1.2k Views Asked by At

I've zip files in my container and I would get one or more files everyday and as they come in, I want to process the files. I have some questions.

  1. Can I use Databricks autoloader feature to process zip files? Is zip file supported by Autoloader?

  2. What settings need to be enabled to use Autoloader? I have my container and sas token.

  3. Once the zip file is processed (unzip, read each of the file in the zip file), I should not read the zip again. How can I do this when I use Autoloader? Is there any specific setting?

  4. Are there any samples available? I'm new to this area and trying to get more info.

2

There are 2 best solutions below

0
On

Unfortunately, processing of Zip file using Azure DataBrick is not possible. Auto Loader supports two modes for detecting new files: directory listing and file notification.

Auto Loader provides a Structured Streaming source called cloudFiles. Given an input directory path on the cloud file storage, the cloudFiles source automatically processes new files as they arrive, with the option of also processing existing files in that directory.
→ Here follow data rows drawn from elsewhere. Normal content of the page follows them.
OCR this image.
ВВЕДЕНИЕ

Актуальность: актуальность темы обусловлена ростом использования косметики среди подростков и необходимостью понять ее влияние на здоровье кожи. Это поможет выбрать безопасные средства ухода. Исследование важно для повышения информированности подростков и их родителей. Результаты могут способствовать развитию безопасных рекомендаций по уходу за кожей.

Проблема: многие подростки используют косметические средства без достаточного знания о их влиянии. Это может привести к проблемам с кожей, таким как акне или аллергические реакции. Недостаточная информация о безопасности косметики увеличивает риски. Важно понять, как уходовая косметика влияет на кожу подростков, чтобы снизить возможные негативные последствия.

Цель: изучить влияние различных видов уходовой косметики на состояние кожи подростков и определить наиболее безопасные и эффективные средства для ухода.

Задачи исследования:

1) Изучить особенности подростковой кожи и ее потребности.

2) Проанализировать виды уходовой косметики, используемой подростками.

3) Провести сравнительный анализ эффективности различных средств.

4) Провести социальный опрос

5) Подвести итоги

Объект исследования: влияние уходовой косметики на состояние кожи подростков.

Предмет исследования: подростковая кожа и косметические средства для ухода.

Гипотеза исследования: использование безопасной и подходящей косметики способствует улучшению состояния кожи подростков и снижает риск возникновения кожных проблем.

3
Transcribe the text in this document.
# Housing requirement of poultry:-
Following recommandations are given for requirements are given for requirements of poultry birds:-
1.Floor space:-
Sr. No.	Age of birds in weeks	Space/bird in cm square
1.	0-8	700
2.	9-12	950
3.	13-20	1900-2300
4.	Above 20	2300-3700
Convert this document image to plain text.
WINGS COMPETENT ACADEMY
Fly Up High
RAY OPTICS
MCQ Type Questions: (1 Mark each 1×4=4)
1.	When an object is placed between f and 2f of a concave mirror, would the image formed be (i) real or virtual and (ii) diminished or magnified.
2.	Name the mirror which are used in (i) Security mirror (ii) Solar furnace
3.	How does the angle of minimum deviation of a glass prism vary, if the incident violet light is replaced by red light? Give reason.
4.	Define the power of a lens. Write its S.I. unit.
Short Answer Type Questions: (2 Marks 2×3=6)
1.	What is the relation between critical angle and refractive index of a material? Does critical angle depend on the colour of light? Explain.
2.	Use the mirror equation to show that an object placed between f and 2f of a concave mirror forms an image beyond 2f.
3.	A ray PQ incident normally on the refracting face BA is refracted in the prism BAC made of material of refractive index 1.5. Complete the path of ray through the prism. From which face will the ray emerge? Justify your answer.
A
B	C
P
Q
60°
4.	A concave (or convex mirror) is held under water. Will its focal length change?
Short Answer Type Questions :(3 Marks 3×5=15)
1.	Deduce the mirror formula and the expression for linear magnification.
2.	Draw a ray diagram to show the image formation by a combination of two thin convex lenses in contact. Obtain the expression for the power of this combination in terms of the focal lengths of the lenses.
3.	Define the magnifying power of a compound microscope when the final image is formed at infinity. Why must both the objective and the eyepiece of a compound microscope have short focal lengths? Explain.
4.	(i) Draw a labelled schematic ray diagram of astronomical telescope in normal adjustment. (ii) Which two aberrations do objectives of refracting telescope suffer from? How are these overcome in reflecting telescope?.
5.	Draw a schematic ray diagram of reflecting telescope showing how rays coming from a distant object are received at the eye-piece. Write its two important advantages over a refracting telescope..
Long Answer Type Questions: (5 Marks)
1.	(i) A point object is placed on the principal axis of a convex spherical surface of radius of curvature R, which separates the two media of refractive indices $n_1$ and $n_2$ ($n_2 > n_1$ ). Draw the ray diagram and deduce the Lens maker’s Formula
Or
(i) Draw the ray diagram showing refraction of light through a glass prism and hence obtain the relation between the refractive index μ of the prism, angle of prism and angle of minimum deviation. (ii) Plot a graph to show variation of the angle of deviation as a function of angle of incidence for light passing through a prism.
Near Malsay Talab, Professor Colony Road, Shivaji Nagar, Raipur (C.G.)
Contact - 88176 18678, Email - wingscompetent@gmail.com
Auto Loader can scale to loading data from storage accounts that contain billions of files that need to be backfilled to pipelines where millions of files are loaded in an hour.

For more information you can refer this Microsoft Document

1
On

Autoloader can read compressed files directly. There is no need to unzip them and no special Autoloader option required. Just configure the same as if they were uncompressed.

Autoloader uses the checkpoint folder to remember what files it has processed.